Bigg Boss 10 Recap: The House Gets Its First Captain & A Lot Is Happening Between Mona-Manu

Sukriti Gumber , 11 Nov 2016

We start with the 3 + 1 musketeers planning a skit of sorts, to avenge Swami ji’s comment on Manu and Mona‘s relationship. (WHICH IS MORE THAN “GOOD FRIENDS”, BTW) Their role play yields success and Swami ji (Oops, Om Ji – yes, we call him that now as he voluntarily there away the Swami Ji tag) walks away from them, fairly pissed.

I have two observations about today’s episode.

First, captaincy

Source: Twitter
Source: Twitter

The first three housemates to enter the confession room will stand for captaincy. Bani, Manu and … Swami Ji Om ji make a beeline for the room and get inside first. Thus, these 3 become the candidates for the first captain of Bigg Boss 10 (Still better election prospects than US). Manveer, meanwhile, regrets being in the bathroom when Bigg Boss made the announcement. Shit, yaar! He regretfully tells Manu he could have entered with him and they would have locked the door form inside.

Wow! Whattey fun, just like school boys.

Really, Manveer? That was your POA? And how exactly did you plan to win votes after that? Because you are slowly becoming a chamcha, for the lack of a better word, and it is very disappointing to see that.

As an expert judge in the Bigg Boss panel, with an association of over 9 years involving my TV screen, my statistics tell me they will either soon be at loggerheads or both will fizzle out after one of them gets evicted. 

Back to elections, Bani is the first candidate to appeal for votes. She promises them lotsa food, jacuzzi, pool time and equal division of work.

Then, irony is Manu talking about peace and harmony:

And lastly, Om ji appeals to devi – devtao i.e the housemates, and promises to take his voters to the final 3. How? Magic, of course.

Before proceeding further, I want to ask Manu, Manveer and Navin, to what extent are they stupid?

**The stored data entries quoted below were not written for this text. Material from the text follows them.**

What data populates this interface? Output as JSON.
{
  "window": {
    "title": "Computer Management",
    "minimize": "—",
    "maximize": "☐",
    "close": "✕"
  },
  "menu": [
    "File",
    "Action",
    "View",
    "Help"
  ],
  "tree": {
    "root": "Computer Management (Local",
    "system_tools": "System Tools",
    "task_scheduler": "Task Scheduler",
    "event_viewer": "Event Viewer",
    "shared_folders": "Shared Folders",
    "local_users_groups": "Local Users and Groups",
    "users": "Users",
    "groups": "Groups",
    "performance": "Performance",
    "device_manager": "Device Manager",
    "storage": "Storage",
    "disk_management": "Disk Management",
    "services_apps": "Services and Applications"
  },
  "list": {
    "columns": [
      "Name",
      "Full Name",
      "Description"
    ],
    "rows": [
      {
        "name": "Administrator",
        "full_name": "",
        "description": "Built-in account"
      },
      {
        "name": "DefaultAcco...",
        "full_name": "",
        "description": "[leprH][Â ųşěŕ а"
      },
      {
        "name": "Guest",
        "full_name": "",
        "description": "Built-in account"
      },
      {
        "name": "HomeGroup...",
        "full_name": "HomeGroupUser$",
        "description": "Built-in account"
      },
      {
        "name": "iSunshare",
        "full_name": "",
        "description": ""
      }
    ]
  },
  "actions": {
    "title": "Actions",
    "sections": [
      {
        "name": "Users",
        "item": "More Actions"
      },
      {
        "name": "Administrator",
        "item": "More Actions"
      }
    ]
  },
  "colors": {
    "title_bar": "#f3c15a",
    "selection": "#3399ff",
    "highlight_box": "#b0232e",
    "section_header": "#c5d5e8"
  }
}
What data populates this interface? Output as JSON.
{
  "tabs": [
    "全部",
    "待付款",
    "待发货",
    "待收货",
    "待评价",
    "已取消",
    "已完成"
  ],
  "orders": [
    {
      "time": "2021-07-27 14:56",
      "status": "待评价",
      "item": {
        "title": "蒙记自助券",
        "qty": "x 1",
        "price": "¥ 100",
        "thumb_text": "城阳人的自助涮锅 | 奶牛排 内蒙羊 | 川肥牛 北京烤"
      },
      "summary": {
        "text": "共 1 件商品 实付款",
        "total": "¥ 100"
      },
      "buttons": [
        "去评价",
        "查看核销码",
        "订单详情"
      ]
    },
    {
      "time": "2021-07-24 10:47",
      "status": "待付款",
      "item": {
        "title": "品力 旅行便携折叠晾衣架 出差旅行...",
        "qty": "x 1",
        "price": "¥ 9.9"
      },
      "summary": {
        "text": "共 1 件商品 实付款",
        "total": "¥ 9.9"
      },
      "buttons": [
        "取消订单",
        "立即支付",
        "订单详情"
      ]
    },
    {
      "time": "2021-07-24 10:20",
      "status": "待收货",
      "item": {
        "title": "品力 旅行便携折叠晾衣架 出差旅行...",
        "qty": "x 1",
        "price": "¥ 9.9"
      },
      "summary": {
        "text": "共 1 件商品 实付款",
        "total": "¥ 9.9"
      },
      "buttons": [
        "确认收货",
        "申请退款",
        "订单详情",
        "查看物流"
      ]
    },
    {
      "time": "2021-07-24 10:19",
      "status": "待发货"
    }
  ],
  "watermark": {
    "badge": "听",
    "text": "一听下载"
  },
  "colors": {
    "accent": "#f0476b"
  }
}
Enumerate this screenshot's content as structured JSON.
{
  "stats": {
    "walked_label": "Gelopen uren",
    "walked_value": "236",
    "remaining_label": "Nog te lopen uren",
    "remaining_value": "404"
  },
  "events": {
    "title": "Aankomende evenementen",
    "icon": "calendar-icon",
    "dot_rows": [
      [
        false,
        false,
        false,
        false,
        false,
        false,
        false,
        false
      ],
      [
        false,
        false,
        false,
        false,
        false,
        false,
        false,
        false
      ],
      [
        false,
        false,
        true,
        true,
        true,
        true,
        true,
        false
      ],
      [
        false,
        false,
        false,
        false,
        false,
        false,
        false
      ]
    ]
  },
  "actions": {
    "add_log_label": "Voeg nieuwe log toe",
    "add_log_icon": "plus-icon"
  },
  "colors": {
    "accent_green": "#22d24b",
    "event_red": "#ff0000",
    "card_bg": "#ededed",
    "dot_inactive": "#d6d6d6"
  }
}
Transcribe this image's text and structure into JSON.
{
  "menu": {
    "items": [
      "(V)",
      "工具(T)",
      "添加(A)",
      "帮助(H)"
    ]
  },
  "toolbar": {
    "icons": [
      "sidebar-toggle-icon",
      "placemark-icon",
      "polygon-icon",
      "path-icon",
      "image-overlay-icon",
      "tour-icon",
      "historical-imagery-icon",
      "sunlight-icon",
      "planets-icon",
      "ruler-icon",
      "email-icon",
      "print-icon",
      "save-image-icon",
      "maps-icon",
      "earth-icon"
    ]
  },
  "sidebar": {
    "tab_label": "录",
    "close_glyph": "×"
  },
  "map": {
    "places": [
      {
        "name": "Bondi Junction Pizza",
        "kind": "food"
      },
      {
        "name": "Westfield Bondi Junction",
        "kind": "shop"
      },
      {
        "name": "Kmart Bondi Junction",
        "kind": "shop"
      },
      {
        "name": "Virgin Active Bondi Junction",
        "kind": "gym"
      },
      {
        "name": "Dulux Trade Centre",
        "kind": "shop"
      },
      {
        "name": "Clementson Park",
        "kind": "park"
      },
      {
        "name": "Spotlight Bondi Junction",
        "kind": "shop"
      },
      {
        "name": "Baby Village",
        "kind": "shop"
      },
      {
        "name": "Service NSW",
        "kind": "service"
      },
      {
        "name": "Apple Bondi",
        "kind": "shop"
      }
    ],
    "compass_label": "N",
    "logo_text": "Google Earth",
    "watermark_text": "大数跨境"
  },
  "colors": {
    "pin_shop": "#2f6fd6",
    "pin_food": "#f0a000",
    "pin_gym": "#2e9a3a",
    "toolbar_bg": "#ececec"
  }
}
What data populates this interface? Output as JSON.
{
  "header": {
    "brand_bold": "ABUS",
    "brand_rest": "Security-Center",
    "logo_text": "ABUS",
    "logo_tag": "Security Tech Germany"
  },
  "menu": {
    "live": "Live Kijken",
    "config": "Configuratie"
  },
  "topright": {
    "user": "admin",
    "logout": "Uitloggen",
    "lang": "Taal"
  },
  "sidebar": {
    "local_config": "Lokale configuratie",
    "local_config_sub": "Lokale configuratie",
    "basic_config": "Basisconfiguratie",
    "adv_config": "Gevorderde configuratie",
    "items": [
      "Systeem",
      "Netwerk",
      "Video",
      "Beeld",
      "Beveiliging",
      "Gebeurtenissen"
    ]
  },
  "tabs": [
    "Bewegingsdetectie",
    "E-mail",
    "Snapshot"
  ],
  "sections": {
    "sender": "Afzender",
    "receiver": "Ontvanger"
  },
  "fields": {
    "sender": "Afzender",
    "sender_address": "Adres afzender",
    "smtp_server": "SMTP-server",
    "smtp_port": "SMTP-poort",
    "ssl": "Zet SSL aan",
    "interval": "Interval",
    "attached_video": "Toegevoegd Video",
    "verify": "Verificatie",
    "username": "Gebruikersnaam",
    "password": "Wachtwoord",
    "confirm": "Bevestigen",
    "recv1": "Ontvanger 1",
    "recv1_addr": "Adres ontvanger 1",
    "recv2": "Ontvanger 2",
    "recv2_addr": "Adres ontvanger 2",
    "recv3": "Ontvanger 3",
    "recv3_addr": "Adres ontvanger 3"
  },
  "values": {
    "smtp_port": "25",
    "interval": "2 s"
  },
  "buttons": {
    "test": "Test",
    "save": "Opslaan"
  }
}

Each candidate is given a bunch of their respective garlands, which the other housemates have to wear to show their allegiance towards them. Manu’s small team consisting of Mona, Manveer and Navin cut their available garlands into half, raising the count to 24. Why? Because “end mein garlands count honge”. I was stumped.

Manu is also seen boasting about his intelligent idea. Navin wore some 10 garlands and it looked like a garland scarf, making him look even more stupid than he is already. I am fervently wishing all this to be a pathetic joke in the end. But, no, as Manu raises this question to Bigg Boss as well. When he is asked to declare his vote count, he questions Bigg Boss if he wants to know the number of people he has, or the number of garlands.

Source: Knowyourmeme
Source: Knowyourmeme

#CannotDeal

Anyway, in the end Swami ji is nowhere in the elections as his voters have scattered. Manu is making one strategy after another. He, or sometimes on his behalf, Navin tries to manipulate Swami ji into joining his team and clubbing his followers with his. They assure him he won’t get any followers.

Satya vachan!

Because the handful of followers Swami ji had, joined other teams by the end of the poll and he himself joined Bani’s team. Lolol!

Bani apologises to Lopa for misbehaving during the immunity task and of course Lopa thought it was fake and simply a method to score votes. What were you thinking, Bani? Swami ji suggests Manu to put two of Bani’s voters in the jail for an easy win. Sigh! Too much politics for a day, Bigg Boss. (For a week, if I see it overall)

My second part is, Mona-Manu

Manu Punjabi and Monalisa
Manu Punjabi and Monalisa

They are not just good friends, I am convinced about that. They spend all their time together. Mona is like Mona darling to Manu urf Tiger – always with him doing “yessir”. (I know I am brilliant with drawing analogies)

Manu is clearly doing it to be in the game. He does not care two hoots for Mona. He also gets pissed when housemates link him to Mona (the latter just smiles, BTW).

Gaurav gives Mona his share of chocolates, for which Mona wants to hug/kiss/whatever to express her happiness. Gaurav sticks to a fake air kiss and jokes about someone (Manu) getting offended by that as he is anyway considered a competition.

Post that, Manu asked Mona what she was doing in there with Gaurav. Call it dry humour or call it his possessive streak, but you get the drift, don’t you?

Irrespective of what Manu does, Mona swears her loyalty. She laughs at all his jokes. Backs him in all his arguments. She does not even ‘ouch’ at his sexist comments whereas I am cringing in horror. She does not retort back when he tries to put her down, taking the support of humour. Neither does she say anything when he tells her she chose the “wrong” team and should have “come to him” earlier. Hello? Did she have a choice?

Manu is anti-Lokesh? Good, so is Mona, even if there is no valid reason. Manu makes fun of your profession? Good, let him. Better still, laugh along.

Does a spine exist in that body that dances every morning?

End of rant. You may go now.

P.S- Can Rahul Dev and Karan Mehra stop being door mats/dormants?